You’re dead. Performance de Yann Duyvendak
You’re dead. Performance de Yann Duyvendak. Maison de la Villette, Paris, 1er octobre 2005, 23 h 45, 15 minutes
Texte intégral
1Yann Duyvendak s’introduit sur scène en traversant le public. Il est vêtu en militaire : tee-shirt impression feuillage vert et pantalon treillis. Il porte à la taille un émetteur relié à un micro hf en oreillette et une arme en bandoulière. Il investit l’espace scénique en se plaçant face au public tout en parlant et en marchant. Tandis qu’il marche, il décrit l’orientation de sa marche à venir. Il applique ainsi le principe austinien du performatif « quand dire c’est faire ». Dans ce premier temps, la zone qu’il délimite par sa marche semble indiquer un hors-champ que nous comprenons plus aisément lorsqu’il entre dans une autre zone de la scène côté cour. Dans cette zone balisée par une signalétique de bandes au sol, il se place devant le projecteur et le lecteur dvd qui s’y trouvent et il énonce là encore ce qu’il fait : « appuie sur on ». Cette tendance à énoncer tout ce qui est en train de se faire, nous la retrouvons tout au long de la performance.

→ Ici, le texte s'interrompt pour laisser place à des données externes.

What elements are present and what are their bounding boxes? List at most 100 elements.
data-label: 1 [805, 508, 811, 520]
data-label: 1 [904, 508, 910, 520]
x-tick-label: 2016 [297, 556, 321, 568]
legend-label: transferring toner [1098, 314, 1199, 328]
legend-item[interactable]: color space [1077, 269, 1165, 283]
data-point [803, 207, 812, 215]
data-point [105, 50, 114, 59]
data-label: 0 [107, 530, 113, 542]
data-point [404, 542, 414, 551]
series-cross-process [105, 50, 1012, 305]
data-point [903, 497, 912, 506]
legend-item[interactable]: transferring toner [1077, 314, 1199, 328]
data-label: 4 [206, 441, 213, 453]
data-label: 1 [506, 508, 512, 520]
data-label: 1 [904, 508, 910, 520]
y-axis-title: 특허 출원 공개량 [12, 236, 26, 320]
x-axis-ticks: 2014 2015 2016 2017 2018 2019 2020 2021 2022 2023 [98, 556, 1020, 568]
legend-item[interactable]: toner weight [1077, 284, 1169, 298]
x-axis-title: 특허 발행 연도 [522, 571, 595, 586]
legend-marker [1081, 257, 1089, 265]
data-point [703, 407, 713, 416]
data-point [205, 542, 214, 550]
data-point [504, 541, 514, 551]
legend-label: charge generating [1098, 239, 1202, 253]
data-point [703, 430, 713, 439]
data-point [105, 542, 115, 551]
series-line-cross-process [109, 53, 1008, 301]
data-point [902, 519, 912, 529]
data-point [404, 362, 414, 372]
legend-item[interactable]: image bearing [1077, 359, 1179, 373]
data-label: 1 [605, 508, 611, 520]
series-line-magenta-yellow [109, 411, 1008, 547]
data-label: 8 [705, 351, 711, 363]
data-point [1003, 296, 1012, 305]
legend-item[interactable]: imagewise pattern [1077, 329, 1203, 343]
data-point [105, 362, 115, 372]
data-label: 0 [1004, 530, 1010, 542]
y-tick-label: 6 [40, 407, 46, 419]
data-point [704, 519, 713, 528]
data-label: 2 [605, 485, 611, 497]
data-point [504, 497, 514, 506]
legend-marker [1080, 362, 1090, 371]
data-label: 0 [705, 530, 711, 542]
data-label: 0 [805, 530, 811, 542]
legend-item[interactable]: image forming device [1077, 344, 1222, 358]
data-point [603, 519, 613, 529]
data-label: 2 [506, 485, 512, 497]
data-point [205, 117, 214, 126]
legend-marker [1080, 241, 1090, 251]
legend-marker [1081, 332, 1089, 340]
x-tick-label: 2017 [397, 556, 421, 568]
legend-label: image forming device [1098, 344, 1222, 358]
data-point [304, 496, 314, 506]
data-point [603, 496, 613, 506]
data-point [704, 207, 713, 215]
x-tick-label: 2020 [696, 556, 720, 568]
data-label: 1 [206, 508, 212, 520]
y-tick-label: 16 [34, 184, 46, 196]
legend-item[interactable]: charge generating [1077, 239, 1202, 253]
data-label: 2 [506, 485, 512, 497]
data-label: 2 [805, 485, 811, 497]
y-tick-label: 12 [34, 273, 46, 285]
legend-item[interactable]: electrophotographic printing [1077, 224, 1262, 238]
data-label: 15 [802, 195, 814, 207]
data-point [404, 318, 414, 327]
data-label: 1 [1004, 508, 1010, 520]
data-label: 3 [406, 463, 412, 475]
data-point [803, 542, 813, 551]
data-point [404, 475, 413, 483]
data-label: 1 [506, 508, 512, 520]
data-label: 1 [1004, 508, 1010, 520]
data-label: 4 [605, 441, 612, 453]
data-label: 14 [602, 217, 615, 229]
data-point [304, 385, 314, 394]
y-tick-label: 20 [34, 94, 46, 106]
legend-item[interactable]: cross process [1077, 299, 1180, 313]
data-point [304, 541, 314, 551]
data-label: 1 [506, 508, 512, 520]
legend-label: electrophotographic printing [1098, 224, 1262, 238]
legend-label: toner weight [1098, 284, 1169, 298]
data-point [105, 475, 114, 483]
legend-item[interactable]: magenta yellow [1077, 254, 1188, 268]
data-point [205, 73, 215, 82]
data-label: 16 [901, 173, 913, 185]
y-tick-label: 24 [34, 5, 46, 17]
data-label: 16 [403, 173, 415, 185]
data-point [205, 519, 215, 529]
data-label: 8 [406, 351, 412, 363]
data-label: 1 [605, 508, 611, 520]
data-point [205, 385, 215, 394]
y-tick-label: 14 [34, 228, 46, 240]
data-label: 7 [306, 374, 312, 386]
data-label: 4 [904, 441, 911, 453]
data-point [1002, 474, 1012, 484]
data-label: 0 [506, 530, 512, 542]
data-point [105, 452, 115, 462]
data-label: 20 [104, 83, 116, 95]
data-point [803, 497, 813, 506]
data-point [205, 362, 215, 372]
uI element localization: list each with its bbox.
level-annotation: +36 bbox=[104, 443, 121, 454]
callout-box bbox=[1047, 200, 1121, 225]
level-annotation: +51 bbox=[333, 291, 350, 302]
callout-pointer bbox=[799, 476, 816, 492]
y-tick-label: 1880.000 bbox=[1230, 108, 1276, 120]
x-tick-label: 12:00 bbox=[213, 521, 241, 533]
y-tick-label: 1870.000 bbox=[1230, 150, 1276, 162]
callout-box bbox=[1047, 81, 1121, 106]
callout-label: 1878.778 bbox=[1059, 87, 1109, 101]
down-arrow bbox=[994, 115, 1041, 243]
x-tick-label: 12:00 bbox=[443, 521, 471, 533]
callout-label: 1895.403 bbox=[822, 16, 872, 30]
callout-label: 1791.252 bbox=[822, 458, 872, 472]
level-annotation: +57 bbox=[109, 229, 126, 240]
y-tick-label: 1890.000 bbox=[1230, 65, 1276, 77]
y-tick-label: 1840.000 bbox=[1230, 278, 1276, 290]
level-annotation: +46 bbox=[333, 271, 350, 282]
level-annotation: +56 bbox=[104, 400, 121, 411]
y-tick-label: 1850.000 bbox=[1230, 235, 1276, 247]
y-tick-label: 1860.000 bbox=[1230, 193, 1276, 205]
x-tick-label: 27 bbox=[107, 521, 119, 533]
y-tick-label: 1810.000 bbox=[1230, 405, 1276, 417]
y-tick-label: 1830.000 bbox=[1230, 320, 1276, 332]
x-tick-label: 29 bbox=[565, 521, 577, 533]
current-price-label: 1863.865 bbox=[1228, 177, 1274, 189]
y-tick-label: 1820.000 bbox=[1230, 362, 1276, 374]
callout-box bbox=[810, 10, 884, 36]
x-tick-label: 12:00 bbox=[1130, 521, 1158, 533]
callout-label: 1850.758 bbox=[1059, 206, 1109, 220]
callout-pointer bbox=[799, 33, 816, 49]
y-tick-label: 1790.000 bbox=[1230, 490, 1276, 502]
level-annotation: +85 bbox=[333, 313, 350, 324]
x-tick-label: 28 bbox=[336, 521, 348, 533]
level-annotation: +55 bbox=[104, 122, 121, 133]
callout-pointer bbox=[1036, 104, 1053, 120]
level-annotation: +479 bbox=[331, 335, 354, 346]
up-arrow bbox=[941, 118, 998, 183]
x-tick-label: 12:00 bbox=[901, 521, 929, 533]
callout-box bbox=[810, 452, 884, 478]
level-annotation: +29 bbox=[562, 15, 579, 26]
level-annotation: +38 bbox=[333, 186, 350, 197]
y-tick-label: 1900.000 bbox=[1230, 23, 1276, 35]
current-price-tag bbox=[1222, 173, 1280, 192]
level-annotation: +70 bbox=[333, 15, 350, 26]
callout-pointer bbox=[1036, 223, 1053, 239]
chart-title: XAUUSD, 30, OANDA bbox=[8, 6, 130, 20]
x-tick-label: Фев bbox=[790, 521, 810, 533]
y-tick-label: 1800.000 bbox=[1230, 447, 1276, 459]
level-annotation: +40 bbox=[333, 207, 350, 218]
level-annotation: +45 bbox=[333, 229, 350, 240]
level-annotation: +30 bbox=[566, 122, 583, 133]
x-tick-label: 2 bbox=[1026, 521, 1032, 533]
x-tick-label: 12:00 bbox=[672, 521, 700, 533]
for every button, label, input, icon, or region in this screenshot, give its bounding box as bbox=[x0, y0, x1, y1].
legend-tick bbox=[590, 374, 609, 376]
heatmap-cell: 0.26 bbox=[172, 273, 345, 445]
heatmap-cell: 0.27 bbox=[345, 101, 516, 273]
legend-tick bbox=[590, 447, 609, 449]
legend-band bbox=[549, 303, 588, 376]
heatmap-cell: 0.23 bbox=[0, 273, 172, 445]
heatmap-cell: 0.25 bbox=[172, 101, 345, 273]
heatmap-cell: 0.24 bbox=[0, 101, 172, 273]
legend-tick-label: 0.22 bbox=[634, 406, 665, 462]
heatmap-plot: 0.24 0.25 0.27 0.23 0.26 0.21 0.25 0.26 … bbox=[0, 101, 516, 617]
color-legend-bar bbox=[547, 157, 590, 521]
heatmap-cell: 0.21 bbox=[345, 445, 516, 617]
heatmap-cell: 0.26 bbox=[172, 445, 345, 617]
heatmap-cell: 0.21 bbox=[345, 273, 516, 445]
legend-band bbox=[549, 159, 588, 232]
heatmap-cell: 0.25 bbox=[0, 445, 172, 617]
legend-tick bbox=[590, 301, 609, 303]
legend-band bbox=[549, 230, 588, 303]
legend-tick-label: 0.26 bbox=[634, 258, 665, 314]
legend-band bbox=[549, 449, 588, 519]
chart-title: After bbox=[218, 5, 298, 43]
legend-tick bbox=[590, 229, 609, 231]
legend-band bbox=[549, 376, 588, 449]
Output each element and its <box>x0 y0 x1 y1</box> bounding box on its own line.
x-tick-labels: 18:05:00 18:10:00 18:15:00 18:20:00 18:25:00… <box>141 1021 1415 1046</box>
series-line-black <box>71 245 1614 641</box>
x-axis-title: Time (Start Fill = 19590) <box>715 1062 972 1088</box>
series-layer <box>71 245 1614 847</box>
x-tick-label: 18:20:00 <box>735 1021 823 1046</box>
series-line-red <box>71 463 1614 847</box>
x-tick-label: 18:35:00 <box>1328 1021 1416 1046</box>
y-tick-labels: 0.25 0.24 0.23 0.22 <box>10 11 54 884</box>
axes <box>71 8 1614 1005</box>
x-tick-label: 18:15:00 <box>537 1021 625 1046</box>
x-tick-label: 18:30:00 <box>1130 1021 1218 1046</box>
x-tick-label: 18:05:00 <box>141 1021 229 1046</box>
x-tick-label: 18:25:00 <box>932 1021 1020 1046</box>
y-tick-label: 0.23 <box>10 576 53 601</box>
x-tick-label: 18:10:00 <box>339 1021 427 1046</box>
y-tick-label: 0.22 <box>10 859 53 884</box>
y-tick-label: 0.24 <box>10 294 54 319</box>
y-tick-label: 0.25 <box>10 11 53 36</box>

2Cette animation – cinématique d’un jeu vidéo guerrier – expose une barre de défilement qui se télécharge. Pendant ce téléchargement Yann Duyvendak se colle à l’écran, se superpose à la projection, en position statique, en appui sur ses jambes maintenues écartées dans la même largeur que ses épaules, l’arme en bandoulière. Il se rend ainsi lisible comme image au même titre que l’animation : maintenu en position pause. Dans cette position d’attente, sa posture souligne et renforce l’idée du téléchargement en cours. Puis les composantes et paramètres du jeu s’affichent à l’écran, il commence alors à s’animer.
3Le performer explore une transposition des jeux entre réalités et niveaux de lecture autour des positions alternées : d’acteur, de joueur et de performer distant de la performance. Il pose ainsi les questions de l’immersion dans le jeu, de l’identification du joueur à l’acteur et de la distanciation par le travers burlesque de la gestuelle et des termes guerriers. Yann Duyvendak dans sa fonction de performer-soldat, prend la place subjective de l’acteur du jeu. Il se déplace, arme brandie. Il s’implique dans les changements de points de vue de la cinématique de jeu projetée en simulant la place occupée par l’acteur du jeu vidéo. Il suppose donc l’identification à l’acteur : il « performe » le jeu, le met en perspective et ce transfert frôle le caricatural, le comique. La gestuelle chorégraphique du performer se synchronise avec les axes acteur / caméra du film. L’image est mise en abîme par ce jeu quasi topographique de déplacements du performer ; ce dernier s’appliquant à marquer les changements de points de vue par des orientations axiales sur scène. Les demi-tours, les tours complets sur lui-même de Yann Duyvendak, les segments de lignes droites, formalisent ses directions et orientations dans l’espace avec ce qui est projeté. Les spectateurs obtiennent ainsi une double lecture, visuelle et directionnelle, où ils se projettent en retour.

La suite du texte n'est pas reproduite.